The validity of the AI and CI seems acceptable. Besides their construct validity and reliability, the method followed to develop them assures a good content validity, and they also showed an adequate internal validity being able to discriminate between different patients' priority profiles [16, 17]. However, there are other important aspects to take into consideration before their implementation. Routine use in the clinical setting requires the instrument to be manageable. Although simplicity could threaten validity, a prioritisation instrument with few criteria reduces the possibility of missing information on some of them. On the other hand, the inclusion in the prioritisation instrument of many criteria usually assessed during the medical visit may reduce the burden of its administration. Nevertheless, the utilisation of these prioritisation instruments could be sometimes difficult. All health professionals and managers must be involved in their implementation.
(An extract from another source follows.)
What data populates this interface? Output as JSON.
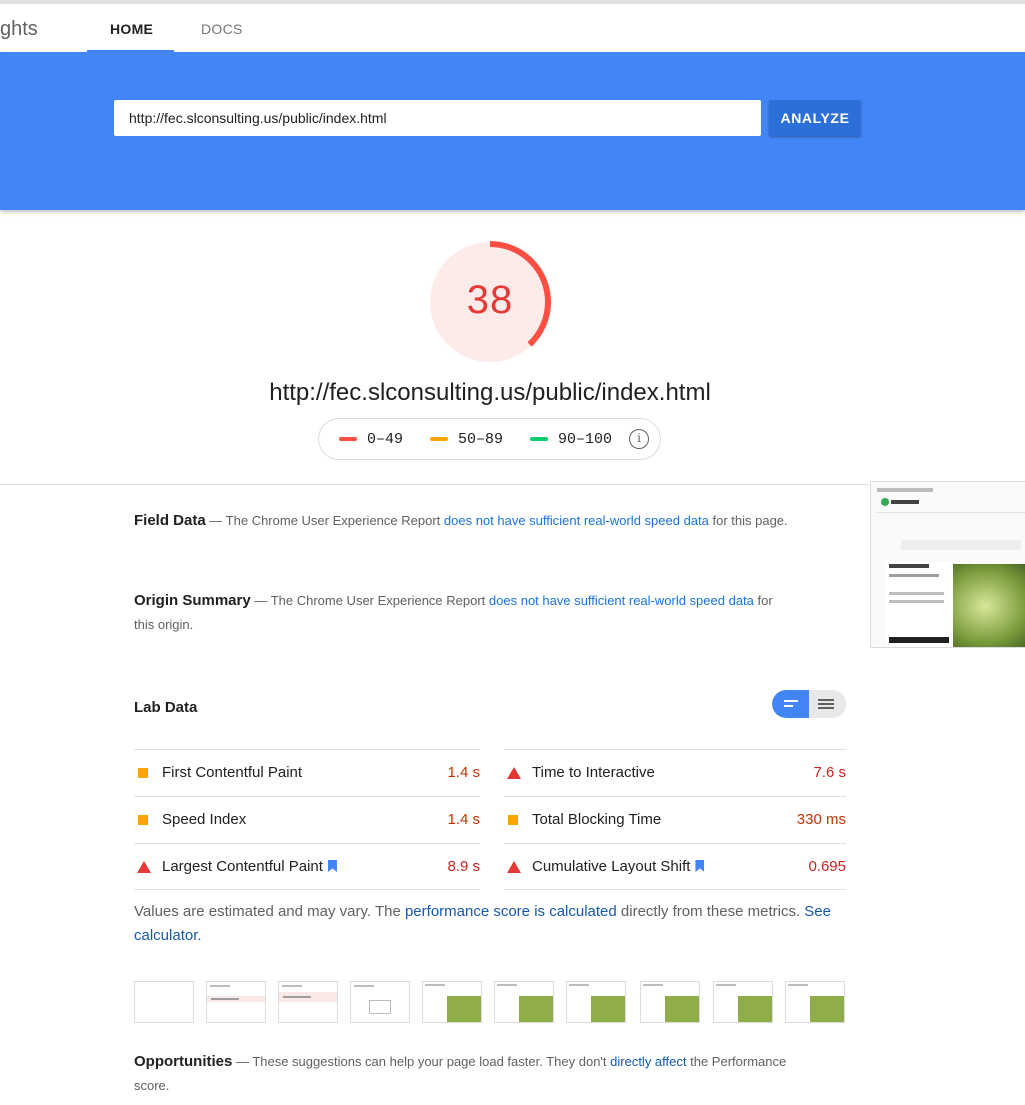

It could be also necessary to supervise its application to prevent distortions in the priority assessment – an inflation of the priority score could happen once patients know which are the criteria used to order the waiting list or doctors could increase the priority of their patients to justify their inclusion in the waiting list-, and it has to be set up as an information system able to both incorporate and apply this new information. However, it is important to highlight that both hip and knee arthroplasties and cataract surgery are surgical interventions that have proved their worth in our society, so that reducing the waiting time for those who most need the surgery implies a significant reduction in the overall burden of impairment and disease [34]. Such a reduction of the burden among the general population could assist families and reduce the costs both of the medical attention required and of the different kinds of social benefits.

Conclusion

The findings show acceptable validity and reliability for prioritisation instruments in determining the overall priority of a patient awaiting surgery with a high degree of agreement between evaluators. Using prioritisation instruments can bring important improvements in the management of waiting lists.